There are 330 million Americans. It’s realistic that 10% of us will contract the virus this year, and there may be more next year. At a two percent mortality rate, it’s likely to kill about 660,000 of us this year, principally the aged and infirmed. This is just a ballpark figure, but it’s likely to be the biggest public health crisis since the 1918 Spanish Flu. I live in a 55+ community, with most of my neighbors probably 75+. If it gets me, it’s unlikely to kill me, but it’s likely to kill a few of my neighbors. Most neighborhoods will see at least a few casualties from this virus.

So of course we are going on a cruise. It’s hard to get out of as it’s paid for, but the cruise line won’t let in people cruise who fail a health check or who have traveled through certain countries recently. It’s unlikely to affect our cruise beyond perhaps being denied ports of call. But it’s still worrisome. 660 people on the cruise ship Diamond Princess out of Japan contracted the virus and 7 died, in part because Japan wouldn’t let them off the ship into proper quarantine facilities.

I’m not panicking. Prevention is mostly being vigilant, which means washing hands frequently. Still, cruise ships are great places to pass it on, as the Diamond Princess learned, because of the centralized air conditioning which can push the virus through the whole ship. In general, being in close quarters is not a good idea, and you can’t avoid that on a cruise ship.

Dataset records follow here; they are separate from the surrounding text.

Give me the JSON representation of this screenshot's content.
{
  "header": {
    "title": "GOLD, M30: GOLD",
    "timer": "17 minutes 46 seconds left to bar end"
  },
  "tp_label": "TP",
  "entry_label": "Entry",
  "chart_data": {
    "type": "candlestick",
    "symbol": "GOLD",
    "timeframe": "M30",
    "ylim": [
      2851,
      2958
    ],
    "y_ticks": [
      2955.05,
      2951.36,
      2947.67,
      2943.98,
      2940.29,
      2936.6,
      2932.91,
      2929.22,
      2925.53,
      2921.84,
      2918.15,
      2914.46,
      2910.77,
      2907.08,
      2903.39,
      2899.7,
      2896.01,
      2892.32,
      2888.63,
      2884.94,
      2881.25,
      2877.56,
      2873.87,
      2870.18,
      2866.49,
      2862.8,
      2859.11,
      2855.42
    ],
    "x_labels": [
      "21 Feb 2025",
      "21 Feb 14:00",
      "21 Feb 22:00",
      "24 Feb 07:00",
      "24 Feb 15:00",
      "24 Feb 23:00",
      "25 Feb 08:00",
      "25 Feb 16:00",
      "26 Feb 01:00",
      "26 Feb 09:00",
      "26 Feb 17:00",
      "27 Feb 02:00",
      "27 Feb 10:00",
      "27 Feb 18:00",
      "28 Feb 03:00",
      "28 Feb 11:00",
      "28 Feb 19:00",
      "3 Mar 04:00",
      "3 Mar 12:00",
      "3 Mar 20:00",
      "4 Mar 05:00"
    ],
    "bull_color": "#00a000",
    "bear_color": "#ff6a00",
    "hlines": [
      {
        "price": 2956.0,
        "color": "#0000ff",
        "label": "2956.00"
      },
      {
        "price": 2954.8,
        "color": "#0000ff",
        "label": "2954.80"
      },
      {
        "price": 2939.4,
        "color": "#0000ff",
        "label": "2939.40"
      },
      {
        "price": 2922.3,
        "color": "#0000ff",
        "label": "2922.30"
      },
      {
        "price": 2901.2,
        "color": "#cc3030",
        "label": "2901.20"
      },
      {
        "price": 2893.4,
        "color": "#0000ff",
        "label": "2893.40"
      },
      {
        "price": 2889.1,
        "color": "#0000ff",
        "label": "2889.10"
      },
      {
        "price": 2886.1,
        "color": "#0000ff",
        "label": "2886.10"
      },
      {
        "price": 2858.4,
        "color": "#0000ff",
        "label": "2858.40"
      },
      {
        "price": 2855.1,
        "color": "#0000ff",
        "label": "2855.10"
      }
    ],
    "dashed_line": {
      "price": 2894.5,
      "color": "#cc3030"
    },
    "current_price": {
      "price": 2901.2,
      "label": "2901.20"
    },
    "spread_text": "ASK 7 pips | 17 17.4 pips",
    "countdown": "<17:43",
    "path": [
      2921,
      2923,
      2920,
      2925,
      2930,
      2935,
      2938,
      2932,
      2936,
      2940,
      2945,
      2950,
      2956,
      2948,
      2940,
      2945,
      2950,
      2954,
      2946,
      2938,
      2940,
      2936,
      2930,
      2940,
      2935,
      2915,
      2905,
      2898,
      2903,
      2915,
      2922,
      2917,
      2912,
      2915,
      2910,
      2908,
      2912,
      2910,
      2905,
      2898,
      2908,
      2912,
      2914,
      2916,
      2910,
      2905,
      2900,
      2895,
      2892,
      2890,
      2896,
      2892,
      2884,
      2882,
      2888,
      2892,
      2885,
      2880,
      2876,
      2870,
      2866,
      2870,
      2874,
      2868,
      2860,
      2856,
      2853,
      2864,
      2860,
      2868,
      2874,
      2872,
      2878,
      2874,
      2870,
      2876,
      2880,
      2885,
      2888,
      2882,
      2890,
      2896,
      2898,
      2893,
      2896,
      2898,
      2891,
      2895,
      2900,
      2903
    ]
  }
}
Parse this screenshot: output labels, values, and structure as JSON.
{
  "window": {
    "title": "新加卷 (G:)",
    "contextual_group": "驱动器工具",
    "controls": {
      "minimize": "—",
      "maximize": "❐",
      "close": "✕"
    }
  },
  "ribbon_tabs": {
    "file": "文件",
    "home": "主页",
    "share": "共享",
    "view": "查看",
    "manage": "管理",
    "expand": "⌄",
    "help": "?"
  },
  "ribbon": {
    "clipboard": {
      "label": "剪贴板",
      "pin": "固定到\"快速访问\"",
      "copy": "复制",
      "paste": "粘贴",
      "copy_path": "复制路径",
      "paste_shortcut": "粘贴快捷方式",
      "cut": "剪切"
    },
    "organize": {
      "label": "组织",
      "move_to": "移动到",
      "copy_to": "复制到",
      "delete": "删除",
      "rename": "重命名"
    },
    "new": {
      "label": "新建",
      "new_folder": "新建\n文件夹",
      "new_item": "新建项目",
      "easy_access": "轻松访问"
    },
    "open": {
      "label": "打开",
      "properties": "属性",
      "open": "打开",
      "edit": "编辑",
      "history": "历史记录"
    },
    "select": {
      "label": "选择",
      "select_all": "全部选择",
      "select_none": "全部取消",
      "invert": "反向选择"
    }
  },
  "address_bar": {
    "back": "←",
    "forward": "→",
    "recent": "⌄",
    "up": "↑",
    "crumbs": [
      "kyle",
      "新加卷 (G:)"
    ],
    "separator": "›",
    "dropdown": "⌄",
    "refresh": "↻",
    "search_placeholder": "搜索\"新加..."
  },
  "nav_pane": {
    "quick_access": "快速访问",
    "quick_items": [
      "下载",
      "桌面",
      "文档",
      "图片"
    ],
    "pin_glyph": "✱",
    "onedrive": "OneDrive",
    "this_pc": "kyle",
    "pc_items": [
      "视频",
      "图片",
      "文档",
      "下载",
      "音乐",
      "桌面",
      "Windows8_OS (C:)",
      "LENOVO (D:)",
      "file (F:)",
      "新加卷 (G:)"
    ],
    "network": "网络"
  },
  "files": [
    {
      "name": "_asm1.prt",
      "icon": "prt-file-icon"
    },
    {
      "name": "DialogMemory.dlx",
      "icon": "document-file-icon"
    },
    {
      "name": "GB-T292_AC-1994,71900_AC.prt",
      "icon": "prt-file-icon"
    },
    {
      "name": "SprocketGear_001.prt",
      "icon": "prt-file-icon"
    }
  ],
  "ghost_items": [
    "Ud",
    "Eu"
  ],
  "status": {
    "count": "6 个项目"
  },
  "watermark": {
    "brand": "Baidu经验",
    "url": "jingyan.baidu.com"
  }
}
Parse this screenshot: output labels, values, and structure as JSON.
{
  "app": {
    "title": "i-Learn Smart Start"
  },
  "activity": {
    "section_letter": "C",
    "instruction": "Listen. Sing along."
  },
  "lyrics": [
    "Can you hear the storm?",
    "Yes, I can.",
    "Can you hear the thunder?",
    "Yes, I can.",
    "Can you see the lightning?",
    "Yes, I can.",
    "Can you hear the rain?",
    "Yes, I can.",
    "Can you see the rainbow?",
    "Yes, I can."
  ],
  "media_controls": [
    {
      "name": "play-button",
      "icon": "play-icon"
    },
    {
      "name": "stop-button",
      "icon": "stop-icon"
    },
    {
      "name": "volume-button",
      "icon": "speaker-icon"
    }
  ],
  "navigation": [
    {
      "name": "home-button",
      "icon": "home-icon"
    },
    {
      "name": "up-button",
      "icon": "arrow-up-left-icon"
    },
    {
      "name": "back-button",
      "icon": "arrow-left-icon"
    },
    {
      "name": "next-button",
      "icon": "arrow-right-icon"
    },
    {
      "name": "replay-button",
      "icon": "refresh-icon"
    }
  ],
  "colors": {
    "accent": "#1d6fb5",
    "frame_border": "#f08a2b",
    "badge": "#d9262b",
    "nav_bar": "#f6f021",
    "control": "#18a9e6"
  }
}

Speaking of which, the travel industry will slump. Actually, it will go into a depression. And that will affect a large supply chain of its own, which will feed a downward economic spiral.

What can you do? Don’t overreact, but also take sensible precautions. Wash your hands regularly, particularly after touching foreign surfaces, with soap, for 20 seconds or more. A vaccine is probably at least a year away. This means you could easily get the virus anyhow, just realize that it probably won’t kill you, but it will be widespread.

With luck you can avoid it until there is a vaccine, but even when it’s available it will go to the elderly and infirmed first. One in 50 odds of dying is very good odds. Unfortunately, the way our society is ordered will make it worse here. So many workers have no sick leave, so they will come to work and spread it further. It’s the downside of a gig economy and our poor labor standards. Those who can will work from home. Those who can’t will bear much of the risk and be the principle carriers.

It also probably means that Trump will be a one-term president. He is managing this as ineptly as we feared. It won’t take too many MAGAers to die before their friends notice. It will help people put their prejudices aside and force them to understand the value of science again. At least I hope it will. It should.